Column Type Description Example
(index) integer Optional row index — dropped automatically on load 1
id string UniProt accession or protein identifier P04075
description string Human-readable protein description Fructose-bisphosphate aldolase A
condition string Experimental condition or replicate label NADPH.r1, NADPH.r2
3.81e-06 float Normalised abundance at 3.81 µM NADPH 1.000
1.526e-05 float Normalised abundance at 15.26 µM NADPH 0.974
6.104e-05 float Normalised abundance at 61.04 µM NADPH 0.991
0.00024414 float Normalised abundance at 244.14 µM NADPH 0.966
0.00097656 float Normalised abundance at 976.56 µM NADPH 0.967
0.00390625 float Normalised abundance at 3.906 mM NADPH 0.978
0.015625 float Normalised abundance at 15.625 mM NADPH 1.002
0.0625 float Normalised abundance at 62.5 mM NADPH 0.984
0.25 float Normalised abundance at 250 mM NADPH 1.046
1 float Normalised abundance at 1 M NADPH 0.987
sumUniPeps integer Number of unique peptides identified 3
sumPSMs integer Total peptide-spectrum matches 1019
countNum integer Number of quantified data points 72

Abundance normalisation

Dose columns contain fold-change values relative to the vehicle/lowest-dose condition. Values around 1.0 indicate no change; values > 1 indicate stabilisation and values < 1 indicate destabilisation.

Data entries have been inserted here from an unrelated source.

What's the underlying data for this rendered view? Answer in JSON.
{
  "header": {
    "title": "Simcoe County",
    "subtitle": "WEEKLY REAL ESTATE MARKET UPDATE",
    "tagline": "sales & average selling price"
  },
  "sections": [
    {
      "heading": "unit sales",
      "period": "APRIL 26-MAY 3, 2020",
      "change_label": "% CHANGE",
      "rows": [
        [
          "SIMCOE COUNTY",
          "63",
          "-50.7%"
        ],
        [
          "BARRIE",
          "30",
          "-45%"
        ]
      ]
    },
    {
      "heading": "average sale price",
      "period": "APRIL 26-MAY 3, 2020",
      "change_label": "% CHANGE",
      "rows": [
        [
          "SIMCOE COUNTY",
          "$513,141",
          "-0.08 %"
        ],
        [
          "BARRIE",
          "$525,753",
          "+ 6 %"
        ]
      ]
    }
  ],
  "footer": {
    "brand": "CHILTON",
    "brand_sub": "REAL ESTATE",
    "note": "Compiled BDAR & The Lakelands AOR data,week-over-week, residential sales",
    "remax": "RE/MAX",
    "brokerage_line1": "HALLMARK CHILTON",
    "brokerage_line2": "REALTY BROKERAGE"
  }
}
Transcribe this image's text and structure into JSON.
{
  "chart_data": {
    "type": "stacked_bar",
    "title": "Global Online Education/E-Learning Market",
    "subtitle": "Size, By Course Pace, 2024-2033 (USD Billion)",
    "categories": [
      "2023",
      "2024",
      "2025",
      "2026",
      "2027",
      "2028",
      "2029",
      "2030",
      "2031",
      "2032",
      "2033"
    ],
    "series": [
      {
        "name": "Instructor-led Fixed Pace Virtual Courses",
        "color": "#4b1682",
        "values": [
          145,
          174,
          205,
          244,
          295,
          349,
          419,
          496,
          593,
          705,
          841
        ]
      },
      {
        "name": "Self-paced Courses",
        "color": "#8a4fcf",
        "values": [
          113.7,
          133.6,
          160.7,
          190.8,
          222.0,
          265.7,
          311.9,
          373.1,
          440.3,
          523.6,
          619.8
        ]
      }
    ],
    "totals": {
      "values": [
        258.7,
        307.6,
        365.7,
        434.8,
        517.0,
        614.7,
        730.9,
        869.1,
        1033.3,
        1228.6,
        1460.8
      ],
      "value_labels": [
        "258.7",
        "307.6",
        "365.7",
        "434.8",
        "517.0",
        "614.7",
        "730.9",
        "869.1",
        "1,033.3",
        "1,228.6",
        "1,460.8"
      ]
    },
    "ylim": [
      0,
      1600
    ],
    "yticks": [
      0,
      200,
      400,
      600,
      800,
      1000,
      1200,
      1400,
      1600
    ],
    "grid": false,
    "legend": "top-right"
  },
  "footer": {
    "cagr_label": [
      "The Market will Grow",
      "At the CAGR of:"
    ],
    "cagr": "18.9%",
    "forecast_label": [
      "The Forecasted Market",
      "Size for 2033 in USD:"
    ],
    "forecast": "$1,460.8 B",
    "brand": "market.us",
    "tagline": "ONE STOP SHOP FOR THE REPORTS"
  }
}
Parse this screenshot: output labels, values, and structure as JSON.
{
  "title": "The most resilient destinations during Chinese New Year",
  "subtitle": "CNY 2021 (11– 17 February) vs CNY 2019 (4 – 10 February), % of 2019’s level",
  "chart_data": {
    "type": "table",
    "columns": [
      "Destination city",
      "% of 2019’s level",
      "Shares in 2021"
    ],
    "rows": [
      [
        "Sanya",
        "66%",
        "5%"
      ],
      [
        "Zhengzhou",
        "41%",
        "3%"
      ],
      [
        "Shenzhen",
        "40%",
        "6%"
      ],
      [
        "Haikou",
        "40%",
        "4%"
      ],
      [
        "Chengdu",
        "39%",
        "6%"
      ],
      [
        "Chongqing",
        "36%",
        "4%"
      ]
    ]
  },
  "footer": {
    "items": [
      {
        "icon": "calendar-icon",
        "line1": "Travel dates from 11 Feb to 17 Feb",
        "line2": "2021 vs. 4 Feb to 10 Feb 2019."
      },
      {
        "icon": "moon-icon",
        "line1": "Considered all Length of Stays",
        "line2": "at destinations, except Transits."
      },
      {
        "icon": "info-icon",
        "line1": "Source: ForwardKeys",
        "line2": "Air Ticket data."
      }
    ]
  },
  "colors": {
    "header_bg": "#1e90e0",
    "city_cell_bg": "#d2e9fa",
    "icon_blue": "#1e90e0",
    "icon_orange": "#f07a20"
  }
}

Quality Control Thresholds

Proteins are filtered before curve fitting using three thresholds defined in config.yaml:

Parameter Default Meaning
min_unique_peptides 3 Minimum number of unique peptides required
min_psms 15 Minimum total PSMs required
min_countnum 8 Minimum quantified data points required

Rows that fall below any threshold are excluded before downstream analysis.


Notes & Warnings

Delimiter

The pipeline expects a comma-separated (.csv) file. Tab-separated or semicolon-separated files must be converted before use.

Missing dose columns

If any of the dose columns listed under experiment.dose_columns in config.yaml are absent from your CSV, the pipeline will raise a KeyError at the curve-fitting stage. Always verify that your column names match the config exactly.

Non-numeric dose values

Dose columns must contain numeric values. String values (e.g. "N/A", empty cells) are coerced to NaN and may cause individual proteins to be excluded.

Replicates

CETSAx is designed to work with at least two replicates per condition. The hit-calling stage uses replicate agreement to increase confidence. Single-replicate data can be analysed but will produce less reliable hit calls.

Large datasets

The provided example file contains ~12,000 rows. For larger proteomes, increase the parallelism in Snakemake (--cores) and consider enabling the embedding cache (pooled_cache: true in config.yaml) to avoid redundant ESM-2 forward passes.